A worker who was killed while helping to install a sewer line had escaped trench collapses twice within a month of his death.
OSHA has issued two willful and two serious violations to KRW Plumbing LLC of Jamestown, OH for:
- not providing trench cave-in protection
- failing to protect workers from excavated material falling or rolling into a trench, and
- failing to train workers in recognizing trench hazards.
A 33-year-old employee was crushed to death on June 15, 2016, as he was digging soil out of a 12-foot trench when the walls collapsed around him. He was buried under thousands of pounds of soil. Rescue workers recovered his body a few hours later.
OSHA’s investigation found that the same worker had escaped a trench collapse earlier in the day. The same worker was also involved in a trench collapse about a month earlier at another KRW construction site because cave-in protection wasn’t provided, leading OSHA to open a separate investigation into that incident.
In 2016, 23 workers have been killed in trench collapses. That’s more than double last year, something that OSHA administrator David Michaels calls “alarming and unacceptable.”
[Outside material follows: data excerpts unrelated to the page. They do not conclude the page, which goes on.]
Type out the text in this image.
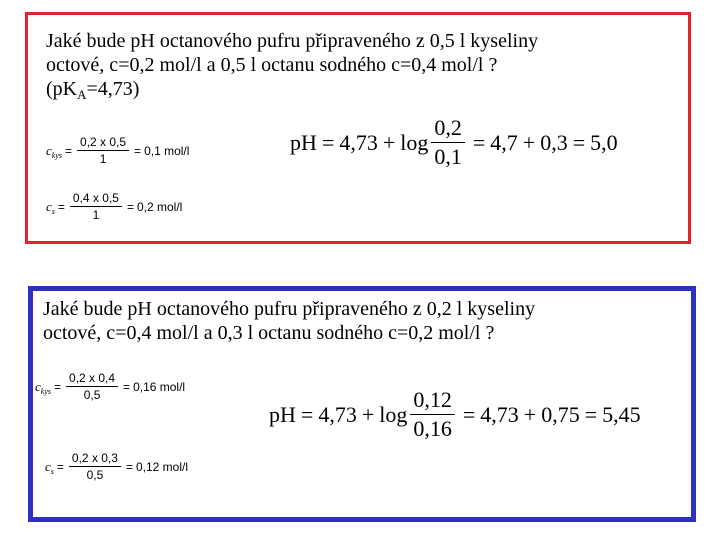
Jaké bude pH octanového pufru připraveného z 0,5 l kyseliny
octové, c=0,2 mol/l a 0,5 l octanu sodného c=0,4 mol/l ?
$(pK_A=4,73)$
$c_{kys} = \frac{0,2 x 0,5}{1} = 0,1$ mol/l
$c_s = \frac{0,4 x 0,5}{1} = 0,2$ mol/l
pH = $4,73 + \log \frac{0,2}{0,1} = 4,7 + 0,3 = 5,0$
Jaké bude pH octanového pufru připraveného z 0,2 l kyseliny
octové, c=0,4 mol/l a 0,3 l octanu sodného c=0,2 mol/l ?
$c_{kys} = \frac{0,2 x 0,4}{0,5} = 0,16$ mol/l
$c_s = \frac{0,2 x 0,3}{0,5} = 0,12$ mol/l
pH = $4,73 + \log \frac{0,12}{0,16} = 4,73 + 0,75 = 5,45$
OSHA’s standards require cave-in protection in a trench more than 5-feet deep. Trench boxes and shoring are among the options when trenches reach that depth. OSHA regs also require safe access and egress to
all excavations, including ladders, steps, ramps, or other safe means of exit for employees working in trenches four feet or deeper
The agency also requires soil and other materials be kept at least two feet from the edge to keep them from falling into the trench.
Trench collapses are rarely survivable. One cubic yard of soil can weigh up to 3,000 pounds, the weight of a small car.
OSHA has had an ongoing trenching National Emphasis Program. It instituted the NEP because of the continuing incidence of trench/excavation collapses and accompanying loss of life.